Juddmonte bred and owns Artorius, having paired him with the mare Paulassilverlining, an accomplished sprinter trained by Brown who won the Grade II Honorable Miss at Saratoga in 2017.
“I trained his mother, a seven-furlong horse, but a very good one, one of the best I’ve ever trained, for a female dirt horse at seven furlongs,” Brown said.
“The horse is a great mix between the two. When you’re breeding horses at this level, you’re talking about breeding Grade I horses to Grade I horses, and you’re hoping for a blend of the two, and oftentimes it doesn’t work out that way.
“Not having trained Arrogate, I was able to see him.
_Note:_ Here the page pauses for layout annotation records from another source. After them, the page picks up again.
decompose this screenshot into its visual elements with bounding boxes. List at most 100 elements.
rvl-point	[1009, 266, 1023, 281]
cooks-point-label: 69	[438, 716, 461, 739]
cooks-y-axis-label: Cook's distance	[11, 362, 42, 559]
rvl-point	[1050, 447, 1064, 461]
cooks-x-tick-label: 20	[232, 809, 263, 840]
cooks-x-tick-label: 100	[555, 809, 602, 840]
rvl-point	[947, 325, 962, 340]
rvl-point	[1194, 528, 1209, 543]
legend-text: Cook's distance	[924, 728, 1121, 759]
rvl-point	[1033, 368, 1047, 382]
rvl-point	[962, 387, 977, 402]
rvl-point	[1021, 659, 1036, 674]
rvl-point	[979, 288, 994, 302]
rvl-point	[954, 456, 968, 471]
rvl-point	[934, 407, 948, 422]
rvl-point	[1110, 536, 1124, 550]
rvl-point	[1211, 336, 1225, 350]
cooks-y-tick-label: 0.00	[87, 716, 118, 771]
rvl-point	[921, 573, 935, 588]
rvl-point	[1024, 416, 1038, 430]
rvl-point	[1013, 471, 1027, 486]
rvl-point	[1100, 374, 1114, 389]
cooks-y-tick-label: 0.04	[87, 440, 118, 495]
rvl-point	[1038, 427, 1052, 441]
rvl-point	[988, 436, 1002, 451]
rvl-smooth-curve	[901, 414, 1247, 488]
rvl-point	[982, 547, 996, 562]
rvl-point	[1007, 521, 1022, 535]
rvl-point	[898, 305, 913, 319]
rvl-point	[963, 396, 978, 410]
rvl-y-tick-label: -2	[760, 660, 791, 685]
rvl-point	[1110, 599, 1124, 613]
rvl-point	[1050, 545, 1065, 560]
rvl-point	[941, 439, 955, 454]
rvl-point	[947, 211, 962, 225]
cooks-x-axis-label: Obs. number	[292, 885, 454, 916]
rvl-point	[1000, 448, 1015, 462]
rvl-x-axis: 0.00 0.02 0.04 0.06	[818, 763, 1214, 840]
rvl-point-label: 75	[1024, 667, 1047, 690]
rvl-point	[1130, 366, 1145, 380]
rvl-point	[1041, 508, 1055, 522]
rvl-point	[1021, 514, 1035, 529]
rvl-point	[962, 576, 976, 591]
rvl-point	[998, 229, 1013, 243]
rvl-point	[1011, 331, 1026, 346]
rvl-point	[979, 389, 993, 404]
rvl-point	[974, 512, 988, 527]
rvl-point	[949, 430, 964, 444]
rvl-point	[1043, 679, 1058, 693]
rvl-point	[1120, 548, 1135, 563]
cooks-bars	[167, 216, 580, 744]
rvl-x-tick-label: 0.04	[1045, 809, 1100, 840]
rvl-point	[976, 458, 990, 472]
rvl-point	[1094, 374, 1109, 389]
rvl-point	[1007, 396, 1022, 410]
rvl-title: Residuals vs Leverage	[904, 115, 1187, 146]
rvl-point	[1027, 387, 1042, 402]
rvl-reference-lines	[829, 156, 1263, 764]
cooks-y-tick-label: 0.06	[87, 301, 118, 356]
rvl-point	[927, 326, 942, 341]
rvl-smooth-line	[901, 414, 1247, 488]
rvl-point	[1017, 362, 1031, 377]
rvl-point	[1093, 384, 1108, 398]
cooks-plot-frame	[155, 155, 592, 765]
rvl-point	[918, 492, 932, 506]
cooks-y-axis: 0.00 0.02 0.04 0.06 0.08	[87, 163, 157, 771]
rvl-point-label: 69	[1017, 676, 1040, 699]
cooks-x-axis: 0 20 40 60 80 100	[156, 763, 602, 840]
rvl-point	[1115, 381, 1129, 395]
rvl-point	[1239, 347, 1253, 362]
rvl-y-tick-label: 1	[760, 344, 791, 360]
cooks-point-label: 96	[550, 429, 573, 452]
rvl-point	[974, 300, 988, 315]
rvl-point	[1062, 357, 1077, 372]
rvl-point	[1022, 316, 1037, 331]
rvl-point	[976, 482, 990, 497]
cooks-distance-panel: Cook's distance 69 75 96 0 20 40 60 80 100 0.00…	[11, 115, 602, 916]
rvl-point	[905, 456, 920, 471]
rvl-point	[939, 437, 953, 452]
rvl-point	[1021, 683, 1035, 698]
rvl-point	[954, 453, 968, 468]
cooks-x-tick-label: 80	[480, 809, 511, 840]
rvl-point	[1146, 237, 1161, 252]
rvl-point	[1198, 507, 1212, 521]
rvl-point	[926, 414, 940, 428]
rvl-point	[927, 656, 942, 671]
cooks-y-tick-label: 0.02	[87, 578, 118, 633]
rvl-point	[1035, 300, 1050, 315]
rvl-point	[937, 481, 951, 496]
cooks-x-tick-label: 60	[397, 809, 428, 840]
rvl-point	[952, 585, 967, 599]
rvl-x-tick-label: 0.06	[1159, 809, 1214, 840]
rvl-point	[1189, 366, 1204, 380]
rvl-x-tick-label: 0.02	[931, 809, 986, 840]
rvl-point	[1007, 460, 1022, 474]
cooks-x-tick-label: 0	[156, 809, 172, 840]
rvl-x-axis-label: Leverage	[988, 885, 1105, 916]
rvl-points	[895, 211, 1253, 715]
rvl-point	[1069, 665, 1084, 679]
He was a tremendous-moving horse and had a tremendous amount of stamina, which Artorius has. And Paulassilverlining wasn’t a very big horse, but had tremendous heart and was a real competitor, and I see that in this horse.”
Meanwhile, Secret Oath is a chestnut whose red coat doesn’t resemble that of Arrogate, a gray with a big flash of white on his forehead and nose.
But there are similarities between daughter and father to be found elsewhere.
“She looks just like him in the head and so forth,” trainer D. Wayne Lukas said during the week leading up to the Aug. 20 Alabama. “Baffert called me after she won a couple races and said she’s actually the spitting image in her movement. He said, ‘If you close your eyes and then open them, you’d watch her going down the racetrack and swear it’s him.’ He called me and told me that.
“I bought another one in the sale here the other day, another filly by Arrogate. I’m going to try it again.”